First Skiers, by Mark Jenkins, photographs by Jonas Bendiksen

The question of which people were was the first to ski is a complicated one. The invention of skiing is largely dated by petroglyphs, which are carvings in rock. There are ancient petroglyphs in both Norway and in China, possibly giving both the claim to having been the first to ski. To make matters more complicated, the oldest ski ever found is a fragment that has been dated using carbon dating, as 8,000 years old. It was found neither in Norway nor in China, but in Russia.

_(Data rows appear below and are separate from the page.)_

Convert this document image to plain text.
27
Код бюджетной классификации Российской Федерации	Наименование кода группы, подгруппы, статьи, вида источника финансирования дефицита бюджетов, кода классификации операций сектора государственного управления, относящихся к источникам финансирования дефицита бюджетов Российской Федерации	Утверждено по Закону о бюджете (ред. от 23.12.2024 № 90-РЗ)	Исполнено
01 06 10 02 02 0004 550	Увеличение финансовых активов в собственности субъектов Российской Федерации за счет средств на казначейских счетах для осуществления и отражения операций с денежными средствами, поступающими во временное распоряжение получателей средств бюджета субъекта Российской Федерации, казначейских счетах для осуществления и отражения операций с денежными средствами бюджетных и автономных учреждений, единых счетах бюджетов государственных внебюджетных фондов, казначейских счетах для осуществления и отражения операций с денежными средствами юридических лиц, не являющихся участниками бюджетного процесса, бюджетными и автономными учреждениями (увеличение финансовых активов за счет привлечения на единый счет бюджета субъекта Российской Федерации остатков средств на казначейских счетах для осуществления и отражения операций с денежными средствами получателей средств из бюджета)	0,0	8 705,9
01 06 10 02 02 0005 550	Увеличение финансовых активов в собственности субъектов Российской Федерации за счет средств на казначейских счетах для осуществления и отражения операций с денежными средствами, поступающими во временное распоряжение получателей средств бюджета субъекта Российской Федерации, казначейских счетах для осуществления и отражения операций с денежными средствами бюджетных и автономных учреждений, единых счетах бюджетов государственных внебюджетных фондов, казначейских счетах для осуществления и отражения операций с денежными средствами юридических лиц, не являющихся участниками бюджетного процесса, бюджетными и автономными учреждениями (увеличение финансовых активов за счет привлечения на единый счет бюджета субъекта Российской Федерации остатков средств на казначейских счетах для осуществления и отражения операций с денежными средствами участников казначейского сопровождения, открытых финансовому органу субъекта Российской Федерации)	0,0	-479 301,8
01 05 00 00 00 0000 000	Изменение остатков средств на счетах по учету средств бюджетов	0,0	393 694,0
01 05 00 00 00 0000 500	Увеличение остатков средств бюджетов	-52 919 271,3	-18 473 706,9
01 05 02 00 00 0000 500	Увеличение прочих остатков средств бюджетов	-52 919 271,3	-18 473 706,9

Jenkins takes the tack that the people in China, who are not ethnic Han, but Tuvan, who come from Siberia. Jenkins takes us to China to see these people, the Altay, at work. They do ski to this very day, using one ski, the bottom of which is covered in horse fur, and one pole. The horse fur is oriented so that the nap raises up when the skier is going uphill and prevents the skier from sliding downhill. When oriented in a downhill direction the nap lies flat and allows the skier to slide.

Jenkins also watches the Altay people show him the traditional Altay method of hunting elk. Elk-hunting is forbidden in China, so Jenkins’s hosts merely show him how to track and rope the elk and no elk are actually harmed in the process.

Virtually Immortal, by George Johnson

Virtually Immortal is about the projects of a group called CyArk from Oakland, California, to document as many historic structures as possible. They used computers to make virtual copies of many landmarks and World Heritage Sites, including (but not limited to) Chichen Itza, Carthage, Mount Rushmore, Pompeii, and Rapa Nui.

In Virtually Immortal, we go to India to watch the team digitize a step well called Rani ki Vav, or the Step Well of the Queen. In India, people dug wells to find water. As time passed, the wells became more elaborate, including staircases lined with sculptures that went down to the water. Rani ki Vav is extremely elaborate, with carvings of gods and nature spirits lining the walls. Rani ki Vav was filled in with silt and sand within about 200 years of its construction, and the people at CyArk aim to save a digital copy of it so that it will never be lost again.